Editor’s note: On Tuesday, economic development group NC IDEA picked six recipients to share among $300,000 in its latest round of non-dilutive grants for startups. Here’s a profile of SeaChange as reported by ExitEvent Editor Laura Baverman.

DURHAM, N.C. – Dipak Mahato is determined to solve one of the world’s biggest challenges, and as affordably, efficiently and eco-friendly as possible. 

The former biopharma researcher left a job at the animal health company Zoetis in 2014 to pursue a passion to create a solution to the world’s water crisis. He had an idea, to create a water purification and desalination system that turns salt water into a mist that can be pulled through a separator to remove the brine and then recompressed into clean water that can be used.

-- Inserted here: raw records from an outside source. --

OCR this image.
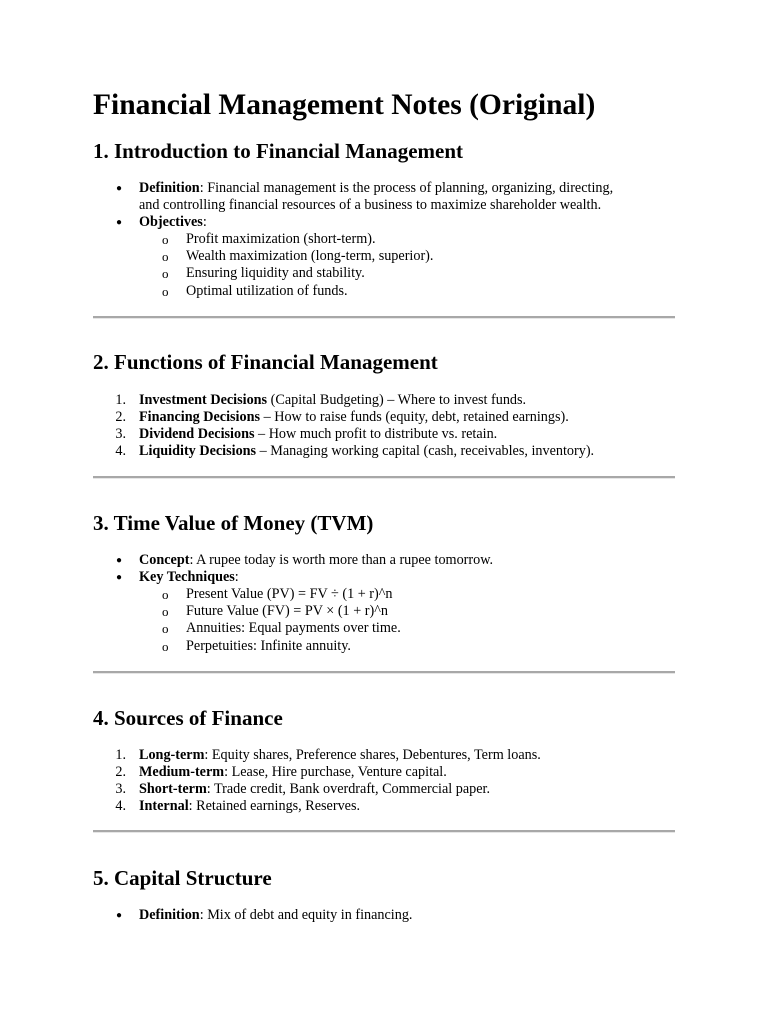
Financial Management Notes (Original)
1. Introduction to Financial Management
● Definition: Financial management is the process of planning, organizing, directing,
and controlling financial resources of a business to maximize shareholder wealth.
● Objectives:
o Profit maximization (short-term).
o Wealth maximization (long-term, superior).
o Ensuring liquidity and stability.
o Optimal utilization of funds.
2. Functions of Financial Management
1. Investment Decisions (Capital Budgeting) – Where to invest funds.
2. Financing Decisions – How to raise funds (equity, debt, retained earnings).
3. Dividend Decisions – How much profit to distribute vs. retain.
4. Liquidity Decisions – Managing working capital (cash, receivables, inventory).
3. Time Value of Money (TVM)
● Concept: A rupee today is worth more than a rupee tomorrow.
● Key Techniques:
o Present Value (PV) = FV ÷ (1 + r)^n
o Future Value (FV) = PV × (1 + r)^n
o Annuities: Equal payments over time.
o Perpetuities: Infinite annuity.
4. Sources of Finance
1. Long-term: Equity shares, Preference shares, Debentures, Term loans.
2. Medium-term: Lease, Hire purchase, Venture capital.
3. Short-term: Trade credit, Bank overdraft, Commercial paper.
4. Internal: Retained earnings, Reserves.
5. Capital Structure
● Definition: Mix of debt and equity in financing.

It would use half the energy of traditional methods and require a much smaller and less expensive machine. It also reserves the byproduct, an environmentally-damaging brine, rather than injecting it back into the Earth, a regular practice estimated to cost $150 billion and cause earthquakes.

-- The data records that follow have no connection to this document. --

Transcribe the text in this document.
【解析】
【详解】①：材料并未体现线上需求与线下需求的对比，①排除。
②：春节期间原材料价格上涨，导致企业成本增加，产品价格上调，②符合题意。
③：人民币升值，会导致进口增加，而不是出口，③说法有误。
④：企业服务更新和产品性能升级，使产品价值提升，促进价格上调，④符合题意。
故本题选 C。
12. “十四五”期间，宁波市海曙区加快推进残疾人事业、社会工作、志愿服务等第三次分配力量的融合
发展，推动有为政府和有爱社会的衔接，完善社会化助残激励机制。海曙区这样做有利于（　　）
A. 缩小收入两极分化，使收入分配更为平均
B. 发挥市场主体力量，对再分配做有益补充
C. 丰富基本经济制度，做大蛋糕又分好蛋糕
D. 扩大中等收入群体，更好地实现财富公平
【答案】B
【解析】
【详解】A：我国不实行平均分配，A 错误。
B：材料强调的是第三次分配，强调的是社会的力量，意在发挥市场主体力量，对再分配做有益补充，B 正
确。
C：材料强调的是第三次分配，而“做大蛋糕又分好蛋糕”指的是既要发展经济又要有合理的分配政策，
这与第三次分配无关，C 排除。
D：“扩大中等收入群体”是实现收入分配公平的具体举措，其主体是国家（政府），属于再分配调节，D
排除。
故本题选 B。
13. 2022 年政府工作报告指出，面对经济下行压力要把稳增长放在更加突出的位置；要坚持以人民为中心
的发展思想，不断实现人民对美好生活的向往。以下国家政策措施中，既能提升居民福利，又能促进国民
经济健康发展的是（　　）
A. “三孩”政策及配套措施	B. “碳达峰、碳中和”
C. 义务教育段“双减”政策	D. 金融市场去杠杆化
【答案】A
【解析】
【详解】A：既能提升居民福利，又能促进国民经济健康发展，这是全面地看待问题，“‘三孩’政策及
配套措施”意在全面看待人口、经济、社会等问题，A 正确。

Mahato won a University of Texas Energy Institute Startup Competition, which came with $15,000 to prove his idea valid. He built a mobile prototype over the summer, while participating in Groundwork Labs. And then he took part in the Citrix Accelerators Raleigh Innovators Program, which matched him with investor-advisors from the Cherokee-McDonough Challenge. There, he settled on an industry focus—oil and gas—and lined up some early customers for pilot projects.
With the NC IDEA funds, he hopes to implement at least five pilots next year. Funds are required to modify the existing system to meet the needs of oil and gas companies, as well as perform business development work.